A stream is a definition of a set of data to be collected. This is analogous to our surveys, where a survey defines a specific set of questions to ask a user.

Presently, all of our observers are defined in XML and the schema of each component is an Concordia definition. The XML should have a root tag that is "observer" and is defined as follows:

Key Description
id A unique ID for the observer. This should follow the Java naming conventions with periods as dividers between parts of the name, e.g. "org.ohmage.my.probe". It must begin with an alphanumeric character and may contain any combination of alphanumeric characters including periods to use as a separator; however, two periods may not appear together. The maximum length is 255 characters.
version A number describing this observer's version. This value must be increased any time any part of the observer's definition is changed.
name A user-friendly name for this probe.
description A user-friendly description describing the overall purpose of this probe. Each stream will have its own description, which is the more applicable place to describe exactly what type of data is being collected.
versionString A user-friendly string representing the version of the probe.
stream Any number of these tags may exist as long as there is at least one. These are the individual streams of data being collected. They are defined as follows:
Key Description
id An identifier for this stream that is unique to all other stream identifiers in this observer. This may be any alphanumeric characters and the underscore with a maximum length of 255 characters.
version A number describing the stream's version. This value must be increased any time any part of the stream's definition is changed.
name A user-friendly name for this stream.
description A user-friendly description describing the type of data collected by this stream.
metadata The types of meta-data to save. This tag, including all of its sub-components, is optional. The available tags are id, timestamp, and location.

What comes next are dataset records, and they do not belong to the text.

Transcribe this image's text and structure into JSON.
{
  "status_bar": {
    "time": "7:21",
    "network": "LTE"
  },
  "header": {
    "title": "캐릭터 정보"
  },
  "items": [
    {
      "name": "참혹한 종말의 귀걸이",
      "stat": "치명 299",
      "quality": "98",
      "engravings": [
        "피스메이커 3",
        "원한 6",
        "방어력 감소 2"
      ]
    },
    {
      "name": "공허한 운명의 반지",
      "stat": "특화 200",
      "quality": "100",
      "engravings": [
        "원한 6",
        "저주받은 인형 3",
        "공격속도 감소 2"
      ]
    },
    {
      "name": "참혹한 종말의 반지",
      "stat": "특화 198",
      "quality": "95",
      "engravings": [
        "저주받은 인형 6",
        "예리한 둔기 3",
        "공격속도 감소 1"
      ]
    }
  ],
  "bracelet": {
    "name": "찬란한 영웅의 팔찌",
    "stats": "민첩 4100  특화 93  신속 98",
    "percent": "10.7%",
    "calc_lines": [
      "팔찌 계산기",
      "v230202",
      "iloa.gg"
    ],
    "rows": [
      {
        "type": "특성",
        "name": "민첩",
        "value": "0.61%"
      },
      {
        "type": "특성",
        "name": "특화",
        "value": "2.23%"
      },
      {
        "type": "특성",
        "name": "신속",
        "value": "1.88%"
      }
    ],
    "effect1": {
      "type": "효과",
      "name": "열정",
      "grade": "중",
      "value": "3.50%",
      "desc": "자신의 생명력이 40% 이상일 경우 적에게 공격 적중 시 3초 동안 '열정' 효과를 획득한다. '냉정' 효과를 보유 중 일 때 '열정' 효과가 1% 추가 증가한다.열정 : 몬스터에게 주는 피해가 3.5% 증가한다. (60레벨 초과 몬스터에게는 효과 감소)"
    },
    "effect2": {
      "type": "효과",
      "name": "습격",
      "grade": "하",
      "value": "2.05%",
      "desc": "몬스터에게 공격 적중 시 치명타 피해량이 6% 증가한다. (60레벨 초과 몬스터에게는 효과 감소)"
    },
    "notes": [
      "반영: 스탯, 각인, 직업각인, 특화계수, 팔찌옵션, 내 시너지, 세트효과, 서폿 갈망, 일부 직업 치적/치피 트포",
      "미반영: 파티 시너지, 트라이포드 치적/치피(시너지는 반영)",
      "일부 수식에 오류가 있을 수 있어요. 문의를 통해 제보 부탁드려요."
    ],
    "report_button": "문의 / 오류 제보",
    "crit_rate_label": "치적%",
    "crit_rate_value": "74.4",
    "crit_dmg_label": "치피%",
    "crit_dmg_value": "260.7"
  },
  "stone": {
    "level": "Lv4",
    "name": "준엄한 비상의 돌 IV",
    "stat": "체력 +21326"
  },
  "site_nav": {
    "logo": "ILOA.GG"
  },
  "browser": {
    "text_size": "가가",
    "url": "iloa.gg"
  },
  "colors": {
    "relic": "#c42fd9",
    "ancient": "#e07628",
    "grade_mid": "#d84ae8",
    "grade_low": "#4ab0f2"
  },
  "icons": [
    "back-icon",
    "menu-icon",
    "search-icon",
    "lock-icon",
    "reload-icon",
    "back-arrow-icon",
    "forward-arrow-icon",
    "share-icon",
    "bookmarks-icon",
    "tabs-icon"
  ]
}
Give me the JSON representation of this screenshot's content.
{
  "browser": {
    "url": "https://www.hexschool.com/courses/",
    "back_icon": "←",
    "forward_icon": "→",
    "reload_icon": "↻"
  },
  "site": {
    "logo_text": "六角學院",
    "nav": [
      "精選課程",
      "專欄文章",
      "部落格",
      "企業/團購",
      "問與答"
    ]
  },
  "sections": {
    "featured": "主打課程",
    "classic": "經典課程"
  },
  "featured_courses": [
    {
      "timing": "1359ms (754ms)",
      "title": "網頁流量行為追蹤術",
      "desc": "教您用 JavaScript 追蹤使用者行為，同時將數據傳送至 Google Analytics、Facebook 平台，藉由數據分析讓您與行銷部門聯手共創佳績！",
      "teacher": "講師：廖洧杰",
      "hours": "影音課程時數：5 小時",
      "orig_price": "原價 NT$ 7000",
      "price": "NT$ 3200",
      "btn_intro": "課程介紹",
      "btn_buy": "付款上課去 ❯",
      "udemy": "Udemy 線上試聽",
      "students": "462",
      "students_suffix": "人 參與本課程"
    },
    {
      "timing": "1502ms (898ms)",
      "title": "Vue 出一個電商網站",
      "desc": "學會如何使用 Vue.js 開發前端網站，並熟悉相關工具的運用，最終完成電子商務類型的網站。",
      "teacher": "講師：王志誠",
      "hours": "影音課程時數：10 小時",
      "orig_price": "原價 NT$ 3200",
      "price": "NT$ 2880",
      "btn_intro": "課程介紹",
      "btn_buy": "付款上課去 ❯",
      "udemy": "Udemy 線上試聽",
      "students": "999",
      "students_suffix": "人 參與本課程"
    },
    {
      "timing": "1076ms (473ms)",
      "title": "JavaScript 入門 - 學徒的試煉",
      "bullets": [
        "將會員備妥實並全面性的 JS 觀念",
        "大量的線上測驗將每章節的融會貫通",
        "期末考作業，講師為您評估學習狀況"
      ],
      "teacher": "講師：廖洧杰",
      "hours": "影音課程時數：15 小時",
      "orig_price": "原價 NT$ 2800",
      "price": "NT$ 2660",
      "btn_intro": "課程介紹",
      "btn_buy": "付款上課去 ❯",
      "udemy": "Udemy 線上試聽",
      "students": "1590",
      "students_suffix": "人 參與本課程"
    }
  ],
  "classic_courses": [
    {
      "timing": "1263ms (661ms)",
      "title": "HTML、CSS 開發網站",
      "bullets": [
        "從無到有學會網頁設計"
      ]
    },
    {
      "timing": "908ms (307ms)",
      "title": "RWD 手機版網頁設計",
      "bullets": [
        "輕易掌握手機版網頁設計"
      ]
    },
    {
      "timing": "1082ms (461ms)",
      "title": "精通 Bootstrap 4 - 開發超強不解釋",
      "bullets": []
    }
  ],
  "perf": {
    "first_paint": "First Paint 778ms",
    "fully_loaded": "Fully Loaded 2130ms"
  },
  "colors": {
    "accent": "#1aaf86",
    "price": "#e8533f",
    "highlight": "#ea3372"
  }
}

The sub-components may have either no value, e.g. <timestamp />, which will evaluate to 'true', or a boolean value. If the tag's value is 'true', all uploaded points must contain the value; if the tag's value is 'false', no uploaded point may contain the value. If the tag is missing, uploaded points may or may not have the value; it will be saved if present.
schema A Concordia schema defining the data that is being collected. Every data point uploaded to this stream must conform to this schema; however, the schema is not strict. It is acceptable to add additional fields.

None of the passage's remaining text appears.